5. The National Government organization includes five yuans and a committee system, i.e., it is composed of National Government committees. In addition to representing the Republic of China, the party chairman also nominates the president of the five yuans. Therefore, the National Government organization displays obvious characteristics of the presidential system. Provinces and counties would prepare for self-government, and governors would be elected by the people.

6. The supplementary regulations stipulate that this Provisional Constitution is the supreme law of the tutelage period. The Central Executive Committee of the Kuomintang is responsible for interpreting the law. The Provisional Constitution does not specify the amendment procedures. The amendment procedures can only be implemented in accordance with the established procedures, i.e., re-election of the National Assembly. It is, therefore, a rigid Provisional Constitution.

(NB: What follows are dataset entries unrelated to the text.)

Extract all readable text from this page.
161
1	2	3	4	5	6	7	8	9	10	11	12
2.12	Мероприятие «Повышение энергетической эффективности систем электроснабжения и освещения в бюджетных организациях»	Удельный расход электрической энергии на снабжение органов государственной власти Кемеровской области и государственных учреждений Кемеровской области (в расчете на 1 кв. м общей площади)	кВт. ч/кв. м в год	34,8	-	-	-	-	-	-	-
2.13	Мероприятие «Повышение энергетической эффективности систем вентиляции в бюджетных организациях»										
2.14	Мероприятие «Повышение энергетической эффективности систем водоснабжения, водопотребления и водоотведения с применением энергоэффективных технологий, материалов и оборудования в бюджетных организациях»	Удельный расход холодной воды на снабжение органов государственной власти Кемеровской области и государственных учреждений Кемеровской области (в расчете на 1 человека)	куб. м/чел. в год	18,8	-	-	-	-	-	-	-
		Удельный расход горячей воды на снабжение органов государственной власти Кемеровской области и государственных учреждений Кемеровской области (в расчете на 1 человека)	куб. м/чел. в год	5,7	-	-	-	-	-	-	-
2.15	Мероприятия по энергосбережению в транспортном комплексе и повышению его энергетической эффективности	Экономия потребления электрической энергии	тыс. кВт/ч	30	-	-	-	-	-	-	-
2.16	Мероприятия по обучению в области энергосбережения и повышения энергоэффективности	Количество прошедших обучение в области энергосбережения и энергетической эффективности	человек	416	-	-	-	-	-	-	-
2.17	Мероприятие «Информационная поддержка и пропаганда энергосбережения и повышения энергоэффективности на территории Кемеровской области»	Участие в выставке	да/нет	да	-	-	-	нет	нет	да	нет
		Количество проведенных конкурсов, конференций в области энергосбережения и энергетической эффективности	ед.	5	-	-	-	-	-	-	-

Regarding territory, the 1931 provisional constitution states, "The territory of the Republic of China includes all the provinces, Mongolia, and Tibet."

== Abolishment ==
The Provisional Constitution of the Republic of China was the Provisional Constitution of the Tutelage period. It was initially scheduled to be abolished at the end of the Tutelage period in 1936. However, due to the Japanese invasion of China, the constitutional National Assembly was delayed repeatedly, and constitutionalism was not initiated.

In 1946, the Constitutional National Assembly enacted the Constitution of the Republic of China, along with the Preparatory Procedures for its Implementation. All laws that conflict with the Constitution were to be repealed immediately. At the same time, the National Government promulgated the Act on the Termination of the Tutelage Period to end the government operation during this period.